Adam Zagajewski: «La poesia è l’infanzia della civiltà»

227esimo appuntamento con “la cicala del sabato” (*)

Illuminismo

 

La poesia è l’infanzia della civiltà,
secondo i filosofi dell’Illuminismo
e secondo il nostro professore di polacco, alto, magro
come un punto esclamativo che avesse perso la fede.

Non sapevo, allora, cosa rispondere,
io stesso ero allora un po’ bambino,
ma mi sembra che volessi trovare

nella singola poesia sapienza (senza rinuncia)
e anche una certa serena follia.
Trovai, molto dopo, un attimo di gioia
e l’oscura felicità della malinconia.

[da «La vera vita», traduzione di Marco Bruno]

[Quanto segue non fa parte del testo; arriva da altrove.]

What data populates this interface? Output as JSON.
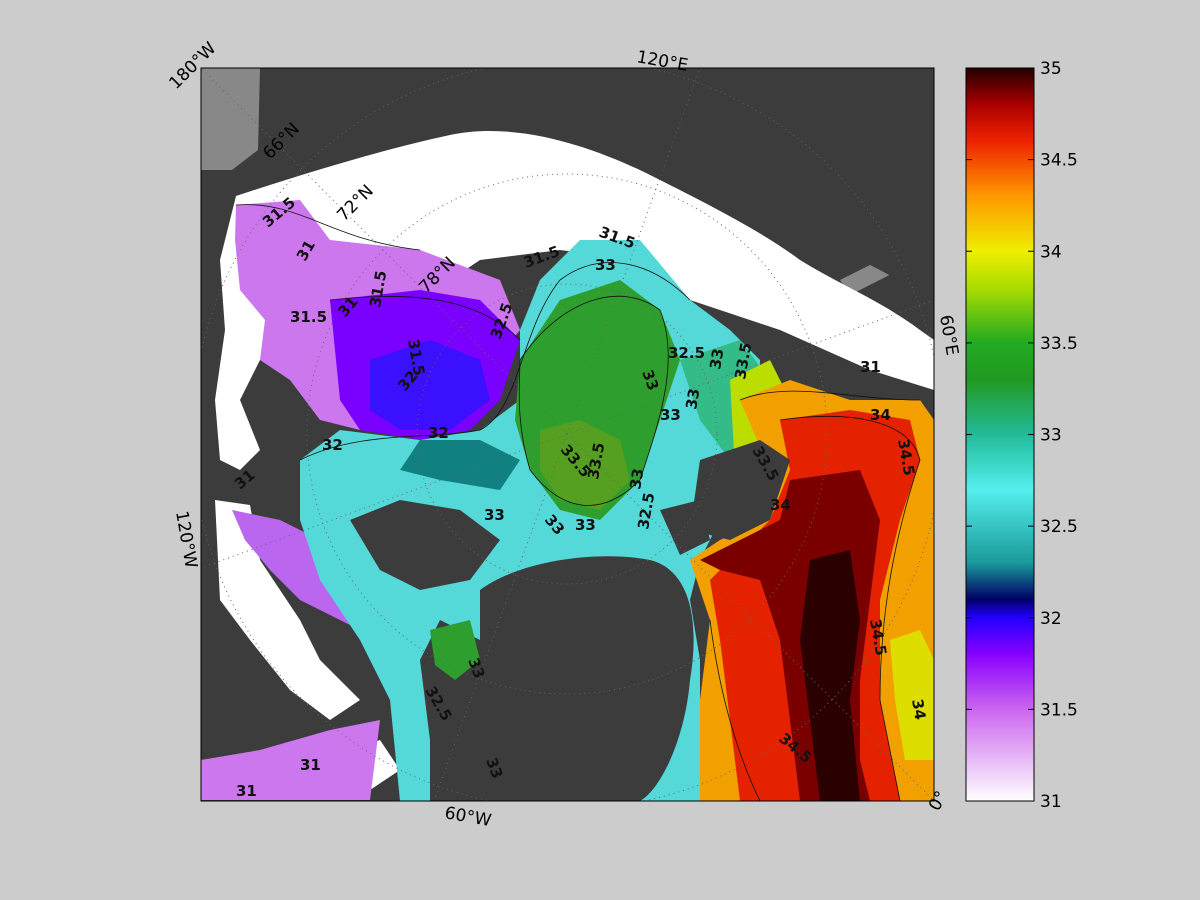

Adam Zagajewski (a sinistra) e la connazionale Wisława Szymborska, Premio Nobel per la Letteratura nel 1996

(*) Qui, il sabato, regna “cicala”: libraia militante e molto altro, codesta cicala da oltre 15 anni invia ad amiche/amici per 5 giorni alla settimana i versi che le piacciono; immaginate che gioia far tardi la sera oppure risvegliarsi al mattino trovando una poesia. Abbiamo raggiunto uno storico accordo: lei sceglie ogni settimana i versi da regalare alla “bottega” e io posto. Perciò ci rivediamo qui fra 7 giorni. [db]

 

La Bottega del Barbieri

2 commenti

  • Gualtiero Via

    ..caro Daniele, è bello cominciare una domenica con una poesia di Zagajewski.
    Grazie.

    • Sono in grado di rivelarvi UN SEGRETO: anni fa Gualtiero Via dedicò una poesia a Zagajewski, eccola.
      PER ADAM ZAGAJEWSKI
      Grandissimo poeta. E divertente,
      ma in un suo modo piano, assai pacato.
      E scopri quante cose ha distillato
      ha letto, ha visto, ha certo cancellato
      ma poi, per strade impervie o grazia pura,
      ha, lui, dal tempo immoto riesumato.
      Un po’ sorrido, un poco mi commuovo
      a quella sua poesia che cita Brecht.
      Da pari a pari, non da intellettuale,
      da lettore
      da uomo ch’è pietoso e intelligente,
      richiama Brecht. Lo vede, lo ripensa.
      E pesa ciò che scrisse, e cosa fece,
      e dice dove scelse di morire.
      Pietà vuol dire questo. Avere spazio
      un po’ per ciò che è vivo e ciò che è morto.
      Vedere
      che l’una cosa a volte sfuma all’altra
      Che non puoi dire mai se sia finita
      Che in mezzo scorre un fiume, detto vita.